Um estudo com ratos observou redução do crescimento de tumores de câncer de fígado em animais que reduziram a ingestão de proteínas.
Estudo sugere que comer menos proteína pode retardar o câncer de fígado
Um estudo realizado em ratos mostrou que os tumores de câncer de fígado cresceram menos em animais que reduziram a ingestão de proteínas.
Uma dieta pobre em proteínas pode ajudar a retardar o crescimento do câncer de fígado em pessoas que já apresentam insuficiência hepática.
Durante os experimentos, os pesquisadores observaram que a doença progredia mais lentamente em camundongos com tumores hepáticos quando os animais iniciavam uma dieta pobre em proteínas.Eles também viveram mais tempo em comparação com aqueles que mantiveram a ingestão normal de nutrientes.
A hipótese dos cientistas é que a estratégia funcione porque reduz a produção de amônia — um composto que pode se acumular quando o fígado não consegue realizar a função dele da forma certa. O estudo foi conduzido por cientistas da Universidade Rutgers, nos Estados Unidos, e publicado em 9 de janeiro na revista científica Science Advances.

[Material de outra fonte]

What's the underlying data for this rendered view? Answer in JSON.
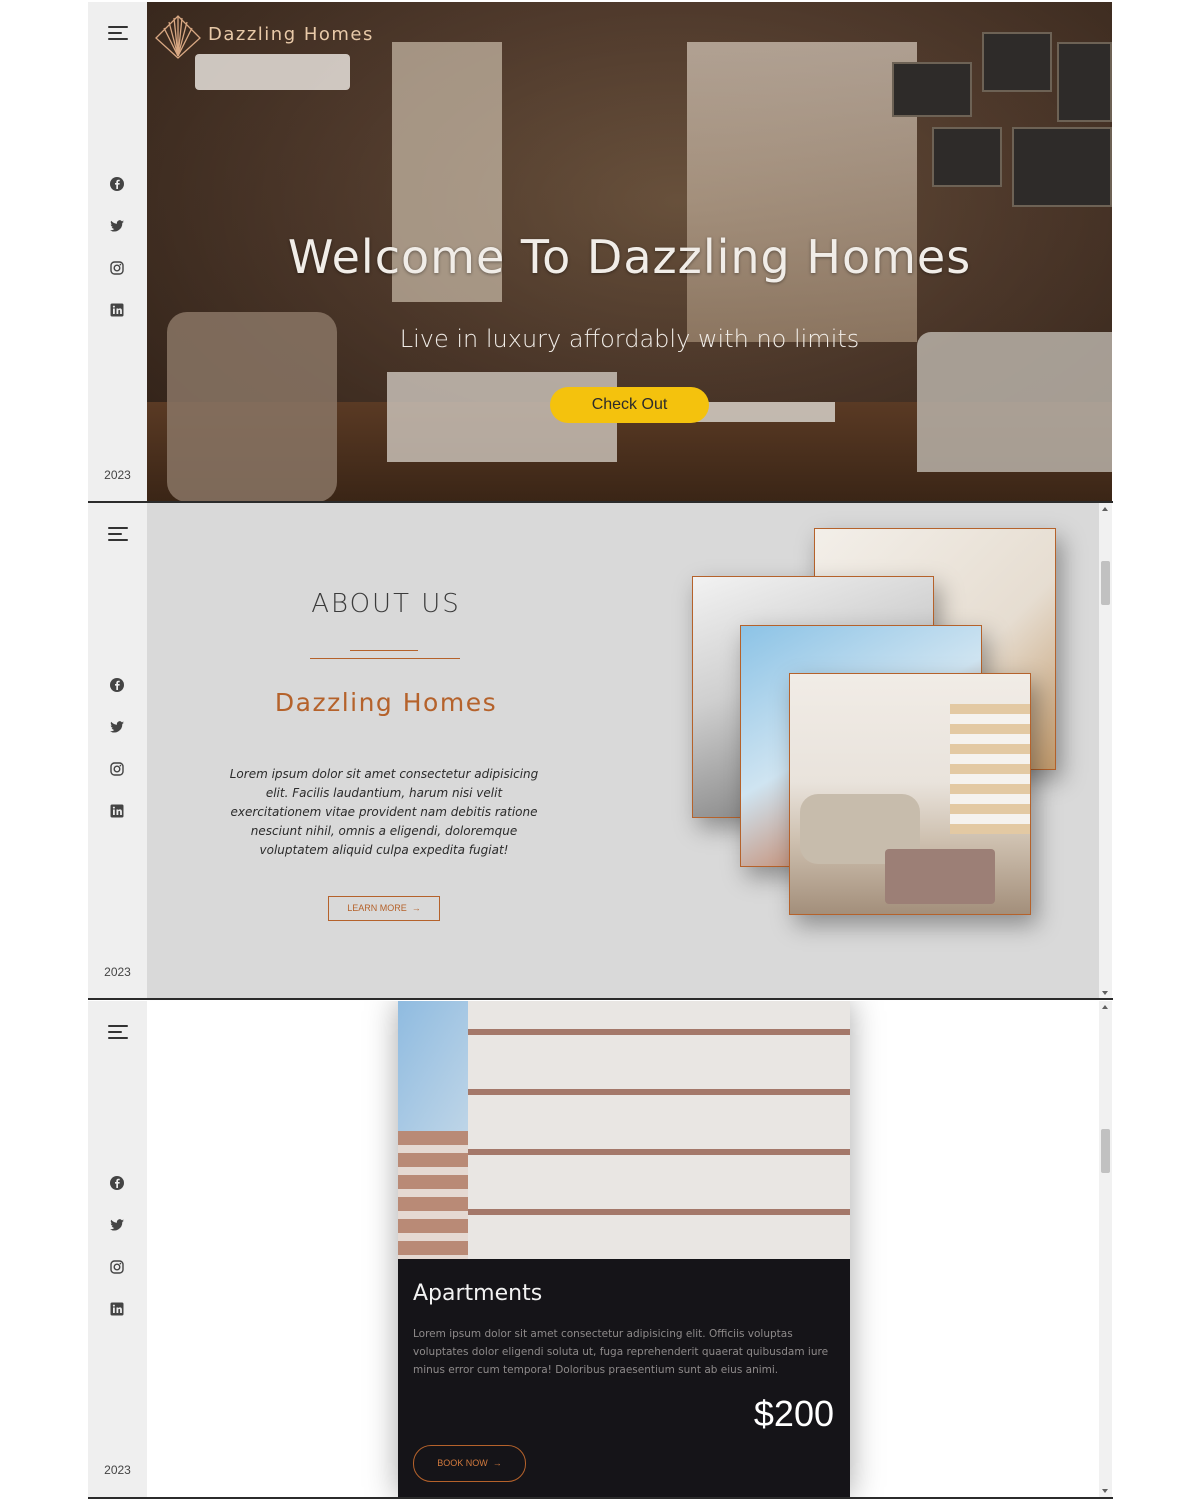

Os primeiros sintomas do câncer de fígado
— Doença real (uma doença que dá uma cor amarela à parte branca dos olhos e da pele).

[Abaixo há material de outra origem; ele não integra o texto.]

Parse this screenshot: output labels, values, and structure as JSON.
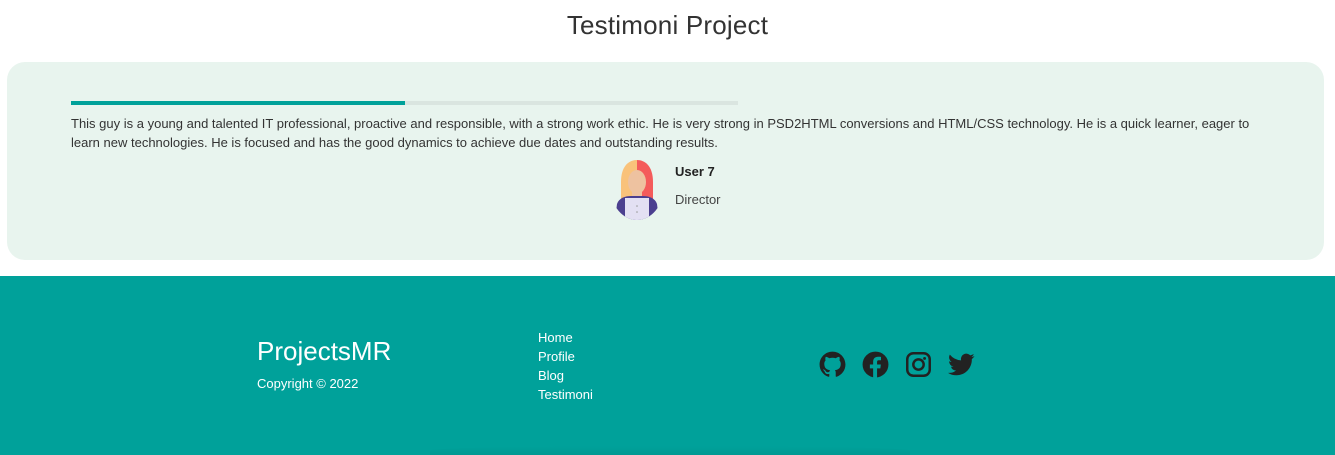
{
  "header": {
    "title": "Testimoni Project"
  },
  "testimonial": {
    "progress": 0.5,
    "progress_color": "#00a19a",
    "card_background": "#e8f4ee",
    "quote": "This guy is a young and talented IT professional, proactive and responsible, with a strong work ethic. He is very strong in PSD2HTML conversions and HTML/CSS technology. He is a quick learner, eager to learn new technologies. He is focused and has the good dynamics to achieve due dates and outstanding results.",
    "author": {
      "name": "User 7",
      "role": "Director",
      "avatar_icon": "female-user-avatar-icon"
    }
  },
  "footer": {
    "background": "#00a19a",
    "brand": "ProjectsMR",
    "copyright": "Copyright © 2022",
    "nav": [
      {
        "label": "Home"
      },
      {
        "label": "Profile"
      },
      {
        "label": "Blog"
      },
      {
        "label": "Testimoni"
      }
    ],
    "social": [
      {
        "icon": "github-icon"
      },
      {
        "icon": "facebook-icon"
      },
      {
        "icon": "instagram-icon"
      },
      {
        "icon": "twitter-icon"
      }
    ]
  }
}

- Urina mais escura que o normal e/ou cocô de cor mais clara
- Pele com coceira
- Perda de apetite e/ou enjôo.
- perda de peso não intencional.
- Sentir-se cansado ou sem energia o tempo todo.
- Há um caroço no lado direito do abdômen.
Metodologia de pesquisa
Para entender se o acúmulo de amônia pode afetar o desenvolvimento do câncer de fígado, os pesquisadores fizeram experiências com ratos.O primeiro passo é induzir tumores hepáticos em animais.
Eles então usaram ferramentas de edição genética para desativar as enzimas responsáveis pela conversão da amônia em uréia – um processo que normalmente ocorre no fígado para eliminar a substância do corpo.
Comparações entre grupos mostraram que animais capazes de processar amônia acumularam níveis mais elevados em seus corpos, desenvolveram tumores maiores e morreram mais rapidamente.
Além disso, os pesquisadores também descobriram que parte dessa amônia é reutilizada pelas células tumorais para criar moléculas capazes de se multiplicar.
Qual é o papel da amônia no corpo?
A amônia é produzida naturalmente quando o corpo decompõe as proteínas durante a digestão.É uma substância tóxica, por isso deve ser rapidamente convertida em uréia pelo fígado e excretada na urina.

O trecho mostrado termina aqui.